Consider the following recursive definitions of two functions from $\mathbb N \to \mathbb N$
$$ F(n) = \begin{cases} 1 & n = 0 \\ 2 & n = 1 \\ F(n-2)^2 \cdot F(n-1) & n > 1 \end{cases} $$
$$ G(n) = \begin{cases} 1 & n = 0 \\ 2G(n-1)^2 & n > 0 \text{ and n is odd } \\ G(n-1)^2/2 & n > 0 \text{ and n is even } \end{cases} $$
Use induction to prove $F(n) = G(n)$ for all $n \in \mathbb N$
ANSWER: \
Basis:
For $n = 0$,
$F(0) = 1 = G(0)$ [By definition of G and F].
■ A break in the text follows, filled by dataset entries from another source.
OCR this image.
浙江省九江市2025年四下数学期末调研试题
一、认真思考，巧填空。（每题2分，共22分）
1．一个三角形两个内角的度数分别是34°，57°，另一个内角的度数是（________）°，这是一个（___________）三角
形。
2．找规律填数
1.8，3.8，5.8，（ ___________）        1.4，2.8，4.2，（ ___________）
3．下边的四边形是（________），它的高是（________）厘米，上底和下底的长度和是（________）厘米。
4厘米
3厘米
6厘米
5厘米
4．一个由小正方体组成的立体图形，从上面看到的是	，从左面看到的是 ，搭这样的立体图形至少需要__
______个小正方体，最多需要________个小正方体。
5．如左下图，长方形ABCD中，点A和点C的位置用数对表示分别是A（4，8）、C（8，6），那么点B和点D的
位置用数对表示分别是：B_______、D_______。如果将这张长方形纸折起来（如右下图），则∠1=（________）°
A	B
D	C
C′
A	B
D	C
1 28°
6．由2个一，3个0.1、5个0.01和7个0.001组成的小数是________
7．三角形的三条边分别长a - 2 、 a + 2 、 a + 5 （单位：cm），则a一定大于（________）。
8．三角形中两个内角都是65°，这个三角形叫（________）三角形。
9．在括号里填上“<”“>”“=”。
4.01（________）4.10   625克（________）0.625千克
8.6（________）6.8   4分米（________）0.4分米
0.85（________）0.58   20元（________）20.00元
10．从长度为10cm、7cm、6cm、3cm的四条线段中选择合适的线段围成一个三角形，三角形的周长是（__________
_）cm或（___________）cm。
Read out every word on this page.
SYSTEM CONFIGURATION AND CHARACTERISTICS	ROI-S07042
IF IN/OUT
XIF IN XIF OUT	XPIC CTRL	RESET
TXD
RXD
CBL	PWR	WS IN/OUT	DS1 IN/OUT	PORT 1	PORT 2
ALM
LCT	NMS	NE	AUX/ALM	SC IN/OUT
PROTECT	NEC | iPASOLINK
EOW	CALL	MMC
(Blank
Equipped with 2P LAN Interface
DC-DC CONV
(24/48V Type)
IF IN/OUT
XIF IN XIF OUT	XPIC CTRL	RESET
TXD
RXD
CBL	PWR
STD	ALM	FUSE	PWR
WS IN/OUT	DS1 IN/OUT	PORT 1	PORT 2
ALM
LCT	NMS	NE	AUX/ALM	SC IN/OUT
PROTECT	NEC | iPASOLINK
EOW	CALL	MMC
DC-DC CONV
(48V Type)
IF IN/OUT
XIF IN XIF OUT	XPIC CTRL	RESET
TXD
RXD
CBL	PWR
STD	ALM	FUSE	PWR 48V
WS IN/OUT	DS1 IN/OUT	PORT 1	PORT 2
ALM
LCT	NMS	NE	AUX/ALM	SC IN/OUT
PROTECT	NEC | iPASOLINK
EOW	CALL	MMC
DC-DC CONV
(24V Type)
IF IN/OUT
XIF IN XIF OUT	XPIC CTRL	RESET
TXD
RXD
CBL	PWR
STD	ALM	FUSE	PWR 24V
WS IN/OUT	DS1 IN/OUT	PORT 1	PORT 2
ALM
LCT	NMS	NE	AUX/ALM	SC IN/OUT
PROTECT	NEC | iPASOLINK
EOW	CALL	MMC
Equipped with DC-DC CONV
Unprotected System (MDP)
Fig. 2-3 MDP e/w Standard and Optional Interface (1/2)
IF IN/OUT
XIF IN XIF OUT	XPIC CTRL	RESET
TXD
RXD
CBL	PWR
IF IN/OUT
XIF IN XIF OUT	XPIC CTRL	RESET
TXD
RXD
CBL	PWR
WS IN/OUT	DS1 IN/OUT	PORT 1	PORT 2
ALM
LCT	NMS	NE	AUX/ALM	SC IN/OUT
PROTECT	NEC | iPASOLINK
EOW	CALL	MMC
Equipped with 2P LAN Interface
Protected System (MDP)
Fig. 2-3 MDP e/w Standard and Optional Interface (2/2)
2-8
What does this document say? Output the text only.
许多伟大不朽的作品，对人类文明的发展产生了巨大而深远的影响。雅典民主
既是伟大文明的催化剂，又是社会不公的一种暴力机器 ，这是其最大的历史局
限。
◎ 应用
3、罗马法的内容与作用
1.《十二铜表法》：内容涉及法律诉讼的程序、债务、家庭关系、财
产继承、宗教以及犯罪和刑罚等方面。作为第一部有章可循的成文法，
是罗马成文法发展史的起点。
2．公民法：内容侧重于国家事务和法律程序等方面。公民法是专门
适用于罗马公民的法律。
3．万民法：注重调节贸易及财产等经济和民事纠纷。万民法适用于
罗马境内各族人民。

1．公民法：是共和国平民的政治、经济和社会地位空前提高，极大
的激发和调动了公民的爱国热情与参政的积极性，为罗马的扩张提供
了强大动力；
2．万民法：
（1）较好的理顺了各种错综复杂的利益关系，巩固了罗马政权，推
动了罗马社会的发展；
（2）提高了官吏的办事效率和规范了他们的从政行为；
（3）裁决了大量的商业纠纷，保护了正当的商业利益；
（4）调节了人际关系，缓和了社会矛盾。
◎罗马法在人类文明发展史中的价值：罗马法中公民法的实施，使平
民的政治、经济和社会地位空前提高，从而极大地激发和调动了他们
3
Therefore $F(n) = G(n)$ as wanted
For $n = 1$,
$F(1) = 2$ [By definition of F]
$= 2(1)^2$ [manipulated numbers]
$= 2G(0)^2$ [By definition of G(0)]
$= 2G(1-1)^2$ [manipulated numbers]
$= G(1)$ [definition of G when n is odd]
Therefore $F(n) = G(n)$ as wanted
Ind step: Let $n \geq 2$. Suppose $F(j) = G(j)$ whenever $0 \leq j < n$ [I.H]
WTP: $F(n) = G(n)$
Two cases: When n is even and odd
let n be an odd number:
$F(n) = F(n-2)^2 \cdot F(n-1)$ [Definition of F; $n > 1$]
$= G(n-2)^2 \cdot G(n-1)$ [I.H]
$= 2G(n-1) \cdot G(n-1)$ [Definition of G; $n > 0$ and even]
$= 2G(n-1)^2$
$= G(n)$ [Definition of G; $n > 0$ and odd], holds
let n be an even number
$F(n) = F(n-2)^2 \cdot F(n-1)$ [Definition of F; $n > 1$]
$= G(n-2)^2 \cdot G(n-1)$ [I.H]
$= \frac{G(n-1)}{2} \cdot G(n-1)$ [Definition of G; $n > 0$ and odd]
$= G(n-1)^2/2$
$= G(n)$ [Definition of G; $n > 0$ and even], holds
therefore $F(n) = G(n)$ as wanted
Would this proof be correct?